Le rapport du CCC cite également les travaux du département de science comportementale de l’University College of London. Forts de la synthèse d’une quinzaine d’études, les chercheurs affirment que « l’effet passerelle chez les adolescents n’a pas été démontré ».
En réalité, le rapport SCHEER ou Jerome Adams s’appuieraient essentiellement sur l’étude du National Youth Tobacco Survey, conduite en 2019. Elle montre que 27,5 % des lycéens américains ont essayé au moins une fois la vape dans les 30 derniers jours. « Le problème avec ce chiffre, souligne le Consumer Choice Center, c’est qu’il met tous les consommateurs dans le même panier. Ce n’est clairement pas la même chose, entre quelqu’un qui a tiré une fois une bouffée sur l’e-cigarette d’un ami lors d’une soirée, et un utilisateur quotidien. Si l’on catégorise davantage les usages, on constate que seuls 2,1 % des adolescents non fumeurs utilisent fréquemment l’e-cigarette. En parallèle, les données d’Action on Smoking and Health montrent que le tabagisme chez les adolescents est plus bas que jamais. Les e-cigarettes sont bien moins attrayantes pour les adolescents qu’on veut le croire. »
L’interdiction des arômes ne résoudra pas le problème
Pour expliquer l’effet passerelle, ses adeptes mettent surtout en avant « l’attractivité » des e-liquides aromatisés. C’est d’ailleurs pour cette raison que plusieurs gouvernements les interdisent ou cherchent à les bannir.
L’étude du Consumer Choice Center cite, à l’inverse, le rapport Drug Strategy Household Survey, en Australie. Il montre que la majorité des adultes (54 %), et encore plus de jeunes adultes (72 %), essaient la vape par curiosité. La notion d’arômes ou de goût est finalement la moins souvent énoncée pour se mettre au vapotage.

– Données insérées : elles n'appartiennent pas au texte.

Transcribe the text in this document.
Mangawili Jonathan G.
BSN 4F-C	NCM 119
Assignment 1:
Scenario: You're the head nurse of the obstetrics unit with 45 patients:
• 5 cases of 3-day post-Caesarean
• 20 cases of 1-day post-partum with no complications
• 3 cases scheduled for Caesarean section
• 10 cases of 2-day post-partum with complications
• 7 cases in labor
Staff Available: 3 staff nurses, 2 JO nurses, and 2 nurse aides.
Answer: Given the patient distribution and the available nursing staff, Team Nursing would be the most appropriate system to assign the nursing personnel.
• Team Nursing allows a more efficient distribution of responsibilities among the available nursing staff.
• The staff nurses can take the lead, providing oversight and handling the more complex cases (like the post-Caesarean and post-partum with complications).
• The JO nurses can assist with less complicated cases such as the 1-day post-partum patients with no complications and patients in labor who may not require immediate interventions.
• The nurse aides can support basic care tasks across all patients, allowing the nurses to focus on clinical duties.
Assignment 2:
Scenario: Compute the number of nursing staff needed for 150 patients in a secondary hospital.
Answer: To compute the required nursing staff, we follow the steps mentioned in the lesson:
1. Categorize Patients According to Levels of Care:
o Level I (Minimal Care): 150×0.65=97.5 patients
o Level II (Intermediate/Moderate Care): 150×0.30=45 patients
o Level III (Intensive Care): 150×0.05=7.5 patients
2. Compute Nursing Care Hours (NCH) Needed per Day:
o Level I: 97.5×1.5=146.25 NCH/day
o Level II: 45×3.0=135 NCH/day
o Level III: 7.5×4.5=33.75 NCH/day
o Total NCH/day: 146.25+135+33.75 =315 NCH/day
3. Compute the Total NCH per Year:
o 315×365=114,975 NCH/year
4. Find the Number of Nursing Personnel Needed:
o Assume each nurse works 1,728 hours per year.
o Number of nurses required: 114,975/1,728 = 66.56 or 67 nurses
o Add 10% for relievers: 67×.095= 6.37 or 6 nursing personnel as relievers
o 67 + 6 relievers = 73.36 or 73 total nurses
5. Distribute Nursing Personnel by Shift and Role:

Les rapporteurs évoquent aussi « l’effet profondément négatif sur la société » qu’aurait l’interdiction totale des e-liquides aromatisés. Ils rappellent que les deux tiers des vapoteurs actuels les plébiscitent, selon plusieurs études. Et ils citent l’étude de Yale montrant que de tels e-liquides sont « 2,3 fois plus efficaces que les e-liquides au goût tabac », dans l’arrêt du tabagisme. « Il est donc raisonnable de penser que les restrictions et les interdictions des e-liquides aromatisés vont fortement limiter l’efficacité du vapotage en tant qu’outil d’arrêt du tabac, et risquent de ramener les vapoteurs vers les cigarettes », concluent-ils.
En conclusion
Après cette synthèse d’études qui vient tordre le cou à la théorie de l’effet passerelle, les chercheurs indiquent que « les e-cigarettes sont avant tout une porte de sortie du tabagisme, et non une porte d’entrée […] Le discours antivape joue en faveur des décideurs politiques qui cherchent à « paterner » les consommateurs et à limiter leurs choix. Une telle approche est désastreuse et préjudiciable à la santé des fumeurs, pour qui le vapotage est devenu un vrai outil leur sauvant la vie ».
Ils rappellent que « cet outil » est donc censé s’adresser à des fumeurs désirant arrêter. Parmi les recommandations du rapport, ils préconisent ainsi l’interdiction de la vente aux mineurs ainsi que le maintien de tarifs abordables pour les adultes.